By Johnell Woody
Our second lecture in Brussels was delivered in the Hogeschool University Brussels. Our little band of eager scholars arrived right on time! We were met by Hedwig Desmaele, our lecturer. We took the stairs to the 2nd floor (which is actually two flights up, since the ground floor here is “0.” She had coffee and water for us and began to share some of the unique challenges of media in Brussels.
First, Belgium is divided into three regions, the Dutch speaking Flemish region to the North, the French speaking Walloon region to the south, and Brussels. Because of these differences, each region has its own media outlets. Our professor gave a quick overvview of the geo-political structure in the for the day brought in a stack of newspapers. As a resident of Brugges, Dr. Desmaele brought Dutch language papers from the Flemish region and began to share some facts and figures.
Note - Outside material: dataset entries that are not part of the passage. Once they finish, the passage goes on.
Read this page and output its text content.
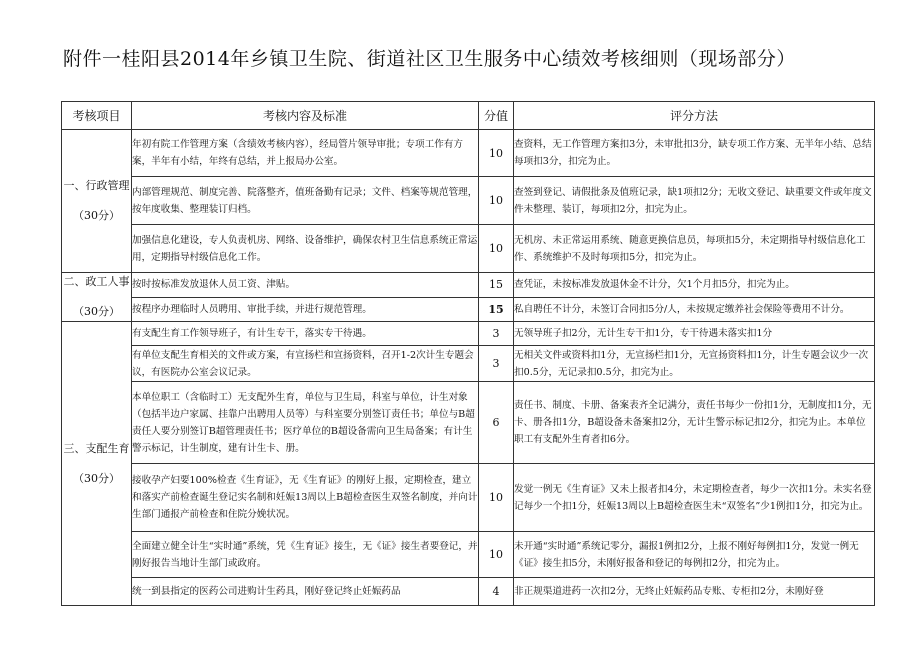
附件一桂阳县2014年乡镇卫生院、街道社区卫生服务中心绩效考核细则（现场部分）
考核项目	考核内容及标准	分值	评分方法

一、行政管理
（30分）	年初有院工作管理方案（含绩效考核内容），经局管片领导审批；专项工作有方案，半年有小结，年终有总结，并上报局办公室。	10	查资料，无工作管理方案扣3分，未审批扣3分，缺专项工作方案、无半年小结、总结每项扣3分，扣完为止。
	内部管理规范、制度完善、院落整齐，值班备勤有记录；文件、档案等规范管理，按年度收集、整理装订归档。	10	查签到登记、请假批条及值班记录，缺1项扣2分；无收文登记、缺重要文件或年度文件未整理、装订，每项扣2分，扣完为止。
	加强信息化建设，专人负责机房、网络、设备维护，确保农村卫生信息系统正常运用，定期指导村级信息化工作。	10	无机房、未正常运用系统、随意更换信息员，每项扣5分，未定期指导村级信息化工作、系统维护不及时每项扣5分，扣完为止。

二、政工人事
（30分）	按时按标准发放退休人员工资、津贴。	15	查凭证，未按标准发放退休金不计分，欠1个月扣5分，扣完为止。
	按程序办理临时人员聘用、审批手续，并进行规范管理。	15	私自聘任不计分，未签订合同扣5分/人，未按规定缴养社会保险等费用不计分。

三、支配生育
（30分）	有支配生育工作领导班子，有计生专干，落实专干待遇。	3	无领导班子扣2分，无计生专干扣1分，专干待遇未落实扣1分
	有单位支配生育相关的文件或方案，有宣扬栏和宣扬资料，召开1-2次计生专题会议，有医院办公室会议记录。	3	无相关文件或资料扣1分，无宣扬栏扣1分，无宣扬资料扣1分，计生专题会议少一次扣0.5分，无记录扣0.5分，扣完为止。
	本单位职工（含临时工）无支配外生育，单位与卫生局，科室与单位，计生对象（包括半边户家属、挂靠户出聘用人员等）与科室要分别签订责任书；单位与B超责任人要分别签订B超管理责任书；医疗单位的B超设备需向卫生局备案；有计生警示标记，计生制度，建有计生卡、册。	6	责任书、制度、卡册、备案表齐全记满分，责任书每少一份扣1分，无制度扣1分，无卡、册各扣1分，B超设备未备案扣2分，无计生警示标记扣2分，扣完为止。本单位职工有支配外生育者扣6分。
	接收孕产妇要100%检查《生育证》，无《生育证》的刚好上报，定期检查，建立和落实产前检查诞生登记实名制和妊娠13周以上B超检查医生双签名制度，并向计生部门通报产前检查和住院分娩状况。	10	发觉一例无《生育证》又未上报者扣4分，未定期检查者，每少一次扣1分。未实名登记每少一个扣1分，妊娠13周以上B超检查医生未“双签名”少1例扣1分，扣完为止。
	全面建立健全计生“实时通”系统，凭《生育证》接生，无《证》接生者要登记，并刚好报告当地计生部门或政府。	10	未开通“实时通”系统记零分，漏报1例扣2分，上报不刚好每例扣1分，发觉一例无《证》接生扣5分，未刚好报备和登记的每例扣2分，扣完为止。
	统一到县指定的医药公司进购计生药具，刚好登记终止妊娠药品	4	非正规渠道进药一次扣2分，无终止妊娠药品专账、专柜扣2分，未刚好登
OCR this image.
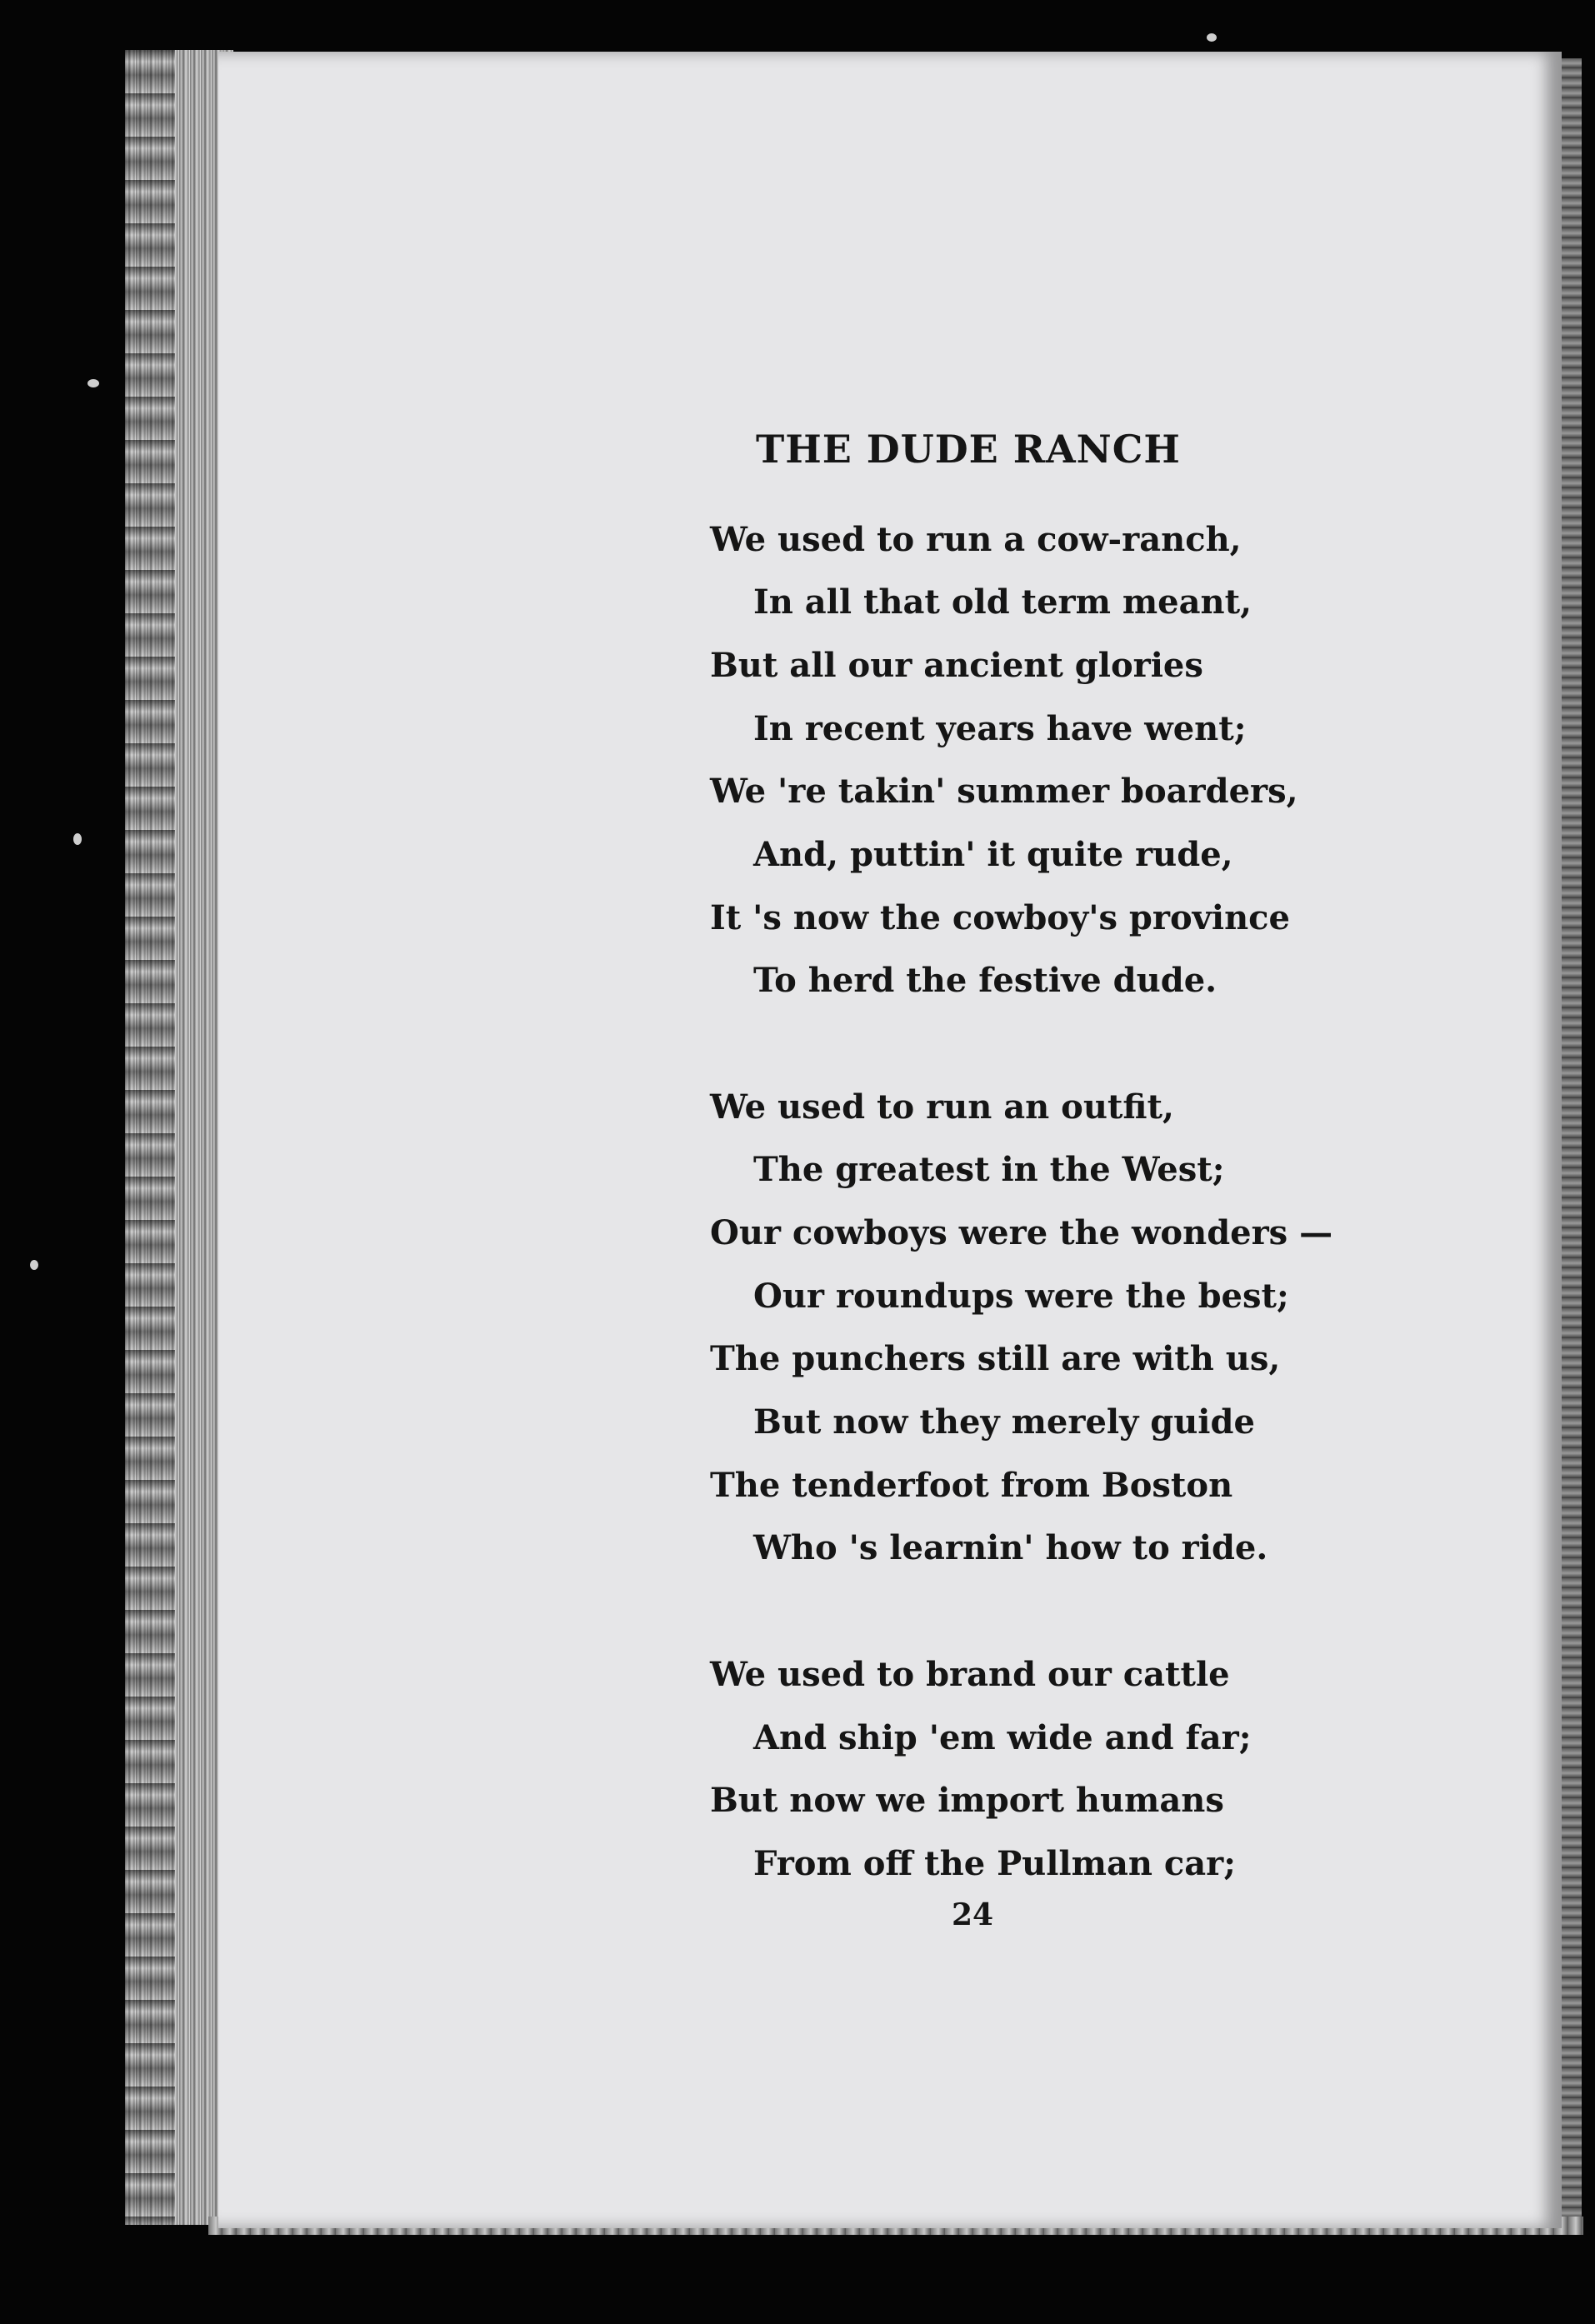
THE DUDE RANCH
We used to run a cow-ranch,
In all that old term meant,
But all our ancient glories
In recent years have went;
We 're takin' summer boarders,
And, puttin' it quite rude,
It 's now the cowboy's province
To herd the festive dude.
We used to run an outfit,
The greatest in the West;
Our cowboys were the wonders —
Our roundups were the best;
The punchers still are with us,
But now they merely guide
The tenderfoot from Boston
Who 's learnin' how to ride.
We used to brand our cattle
And ship 'em wide and far;
But now we import humans
From off the Pullman car;
24
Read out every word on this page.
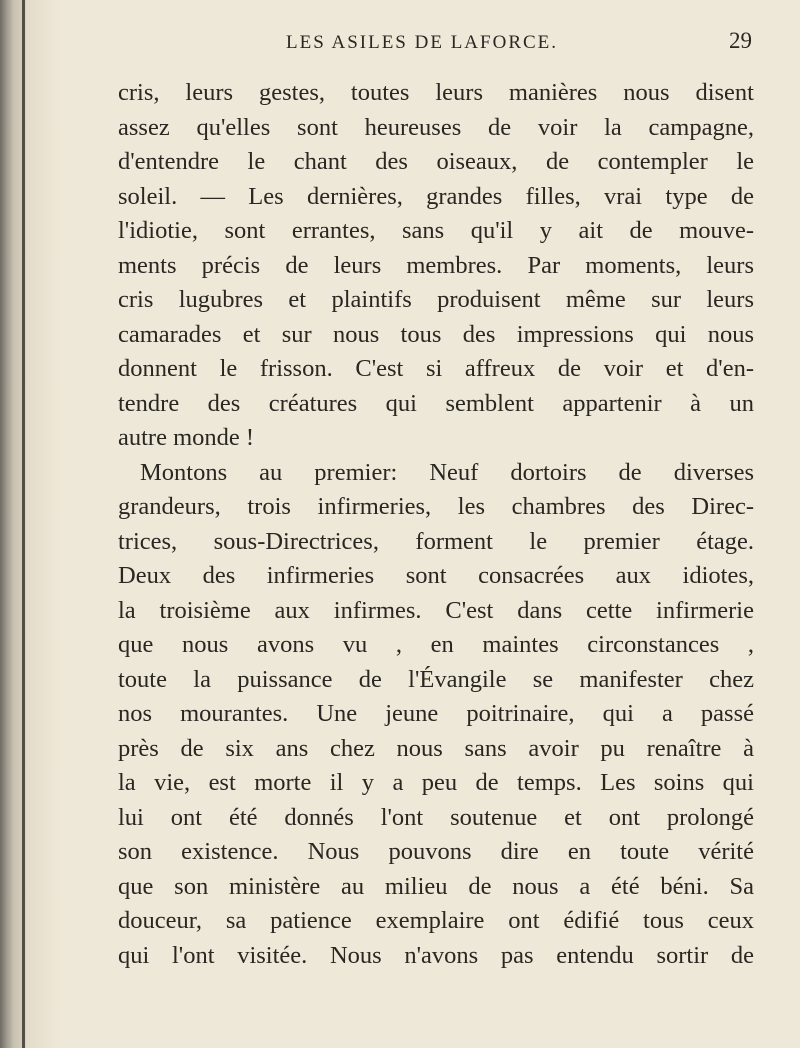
LES ASILES DE LAFORCE.	29
cris, leurs gestes, toutes leurs manières nous disent
assez qu'elles sont heureuses de voir la campagne,
d'entendre le chant des oiseaux, de contempler le
soleil. — Les dernières, grandes filles, vrai type de
l'idiotie, sont errantes, sans qu'il y ait de mouve-
ments précis de leurs membres. Par moments, leurs
cris lugubres et plaintifs produisent même sur leurs
camarades et sur nous tous des impressions qui nous
donnent le frisson. C'est si affreux de voir et d'en-
tendre des créatures qui semblent appartenir à un
autre monde !
Montons au premier: Neuf dortoirs de diverses
grandeurs, trois infirmeries, les chambres des Direc-
trices, sous-Directrices, forment le premier étage.
Deux des infirmeries sont consacrées aux idiotes,
la troisième aux infirmes. C'est dans cette infirmerie
que nous avons vu , en maintes circonstances ,
toute la puissance de l'Évangile se manifester chez
nos mourantes. Une jeune poitrinaire, qui a passé
près de six ans chez nous sans avoir pu renaître à
la vie, est morte il y a peu de temps. Les soins qui
lui ont été donnés l'ont soutenue et ont prolongé
son existence. Nous pouvons dire en toute vérité
que son ministère au milieu de nous a été béni. Sa
douceur, sa patience exemplaire ont édifié tous ceux
qui l'ont visitée. Nous n'avons pas entendu sortir de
Newspaper readership is very high – 65% of the population in Flanders read the newspaper – literally….50% have never read an online newpaper, 40% read online one time per week, and 10% less than one time per week….printed newspapers are still very much in vogue here, unlike the US.
The language, religious, cultural, and I would think political, differences between the regions affect readership, as well as content. In the Flanders region, the Catholic newspapers have the highest readership, while the Walloon region highest readership is first socialist papers, with Catholic publicatons second.
The languages and associate cultures seem to me to be the factors that divide Belgium.